Did you know most people need to reduce the number of words they use in their notes by 65%? You shouldn’t have to sift through paragraphs to get to what you need to know.
8. Use colour & images
Highlighting, colour coding, and drawing diagrams and pictures helps your brain to remember the content. This is because most people can recall visual information much more quickly and easily. Don’t crowd the page, you want to leave some space so notes and images are still easy to ready.
9. Review notes
Reread notes immediately after writing them. Look at them again 24 hours later. Review your notes one day a month. This helps you to remember what you’ve learnt.
10. Use practice papers
Answering practice questions and completing practice exams is helpful as it gives you an example of things that will possibly be on the exam and the layout and style of questions that will probably be asked. Giving yourself a time limit also gives you hints on how you can use your time effectively in the actual exam. Getting them marked makes it obvious what areas you still need to study.
11. Stand out!
This is crucial in an exam. Having a different or unique view on a topic or way of delivering the idea helps you to be memorable. This helps you seem more advanced and can even help you get better grades. You can do this by taking on deeper research and finding more things to read, plus unusual facts, quotes, arguments, ideas, etc.
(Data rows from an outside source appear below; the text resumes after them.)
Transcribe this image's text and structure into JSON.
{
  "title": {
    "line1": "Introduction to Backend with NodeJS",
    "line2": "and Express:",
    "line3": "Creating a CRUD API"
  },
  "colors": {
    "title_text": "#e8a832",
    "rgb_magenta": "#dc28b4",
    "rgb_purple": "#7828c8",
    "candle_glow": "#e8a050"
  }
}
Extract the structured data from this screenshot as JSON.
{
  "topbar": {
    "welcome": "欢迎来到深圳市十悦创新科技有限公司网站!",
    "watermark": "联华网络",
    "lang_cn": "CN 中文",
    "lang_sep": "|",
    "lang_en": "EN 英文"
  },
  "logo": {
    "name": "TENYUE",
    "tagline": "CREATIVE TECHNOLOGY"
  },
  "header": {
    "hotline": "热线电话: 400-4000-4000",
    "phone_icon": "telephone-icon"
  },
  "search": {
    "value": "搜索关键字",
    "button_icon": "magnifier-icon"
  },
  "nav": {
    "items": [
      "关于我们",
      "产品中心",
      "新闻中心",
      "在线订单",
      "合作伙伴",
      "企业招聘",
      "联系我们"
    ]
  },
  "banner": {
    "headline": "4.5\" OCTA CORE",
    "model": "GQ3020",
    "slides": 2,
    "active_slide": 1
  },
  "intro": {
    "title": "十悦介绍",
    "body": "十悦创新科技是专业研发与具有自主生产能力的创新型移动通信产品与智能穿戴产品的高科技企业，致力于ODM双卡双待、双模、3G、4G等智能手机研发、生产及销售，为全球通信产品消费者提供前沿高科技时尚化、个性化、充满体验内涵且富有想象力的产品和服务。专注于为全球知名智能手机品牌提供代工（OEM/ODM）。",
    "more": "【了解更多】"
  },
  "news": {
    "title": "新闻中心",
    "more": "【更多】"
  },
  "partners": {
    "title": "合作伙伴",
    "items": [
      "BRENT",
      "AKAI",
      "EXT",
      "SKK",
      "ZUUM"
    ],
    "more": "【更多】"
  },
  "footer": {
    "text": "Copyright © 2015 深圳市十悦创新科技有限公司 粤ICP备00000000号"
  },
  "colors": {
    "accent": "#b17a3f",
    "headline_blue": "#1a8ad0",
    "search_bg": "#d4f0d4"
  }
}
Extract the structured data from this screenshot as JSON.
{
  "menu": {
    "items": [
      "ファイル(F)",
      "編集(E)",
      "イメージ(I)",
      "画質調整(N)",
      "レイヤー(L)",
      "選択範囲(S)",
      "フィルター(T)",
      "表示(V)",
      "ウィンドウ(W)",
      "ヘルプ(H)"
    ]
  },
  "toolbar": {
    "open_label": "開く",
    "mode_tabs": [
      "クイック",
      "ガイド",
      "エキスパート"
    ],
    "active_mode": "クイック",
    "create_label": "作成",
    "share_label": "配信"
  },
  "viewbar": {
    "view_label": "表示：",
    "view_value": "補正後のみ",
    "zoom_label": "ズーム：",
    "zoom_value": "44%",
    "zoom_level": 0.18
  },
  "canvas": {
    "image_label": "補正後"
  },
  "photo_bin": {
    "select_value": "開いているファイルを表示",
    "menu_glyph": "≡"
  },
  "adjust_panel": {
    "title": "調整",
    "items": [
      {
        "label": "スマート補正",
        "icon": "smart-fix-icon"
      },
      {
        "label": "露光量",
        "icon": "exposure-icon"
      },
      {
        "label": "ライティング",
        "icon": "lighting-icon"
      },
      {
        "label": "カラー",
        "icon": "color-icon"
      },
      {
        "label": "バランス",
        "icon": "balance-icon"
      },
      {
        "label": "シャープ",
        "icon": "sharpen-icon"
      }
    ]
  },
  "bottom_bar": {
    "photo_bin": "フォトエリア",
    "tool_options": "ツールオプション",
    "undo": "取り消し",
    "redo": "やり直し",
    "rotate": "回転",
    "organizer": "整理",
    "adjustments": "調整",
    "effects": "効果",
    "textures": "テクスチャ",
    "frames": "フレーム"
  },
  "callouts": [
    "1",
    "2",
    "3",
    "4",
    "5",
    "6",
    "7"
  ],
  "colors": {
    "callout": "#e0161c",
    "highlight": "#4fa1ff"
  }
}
Taking exams can be one of the most stressful parts of being at school. Don’t lose sight of the fact that you have a life outside of school and after exams. Everything might seem intense right now but exams won’t last forever. After more tips? Year 13 is a great place to start.
If you’re feeling swamped and like you’re not coping with exams or school in general, there are services you can reach out to for more support. You might want to speak to your parents, teachers, or someone like your school counsellor. For additional support you can contact Beyond Blue (Ph: 1300 224 636) or Headspace (Ph: 1800 650 890), or Lifeline (Ph: 13 11 14). For immediate and life-threatening emergencies please dial 000.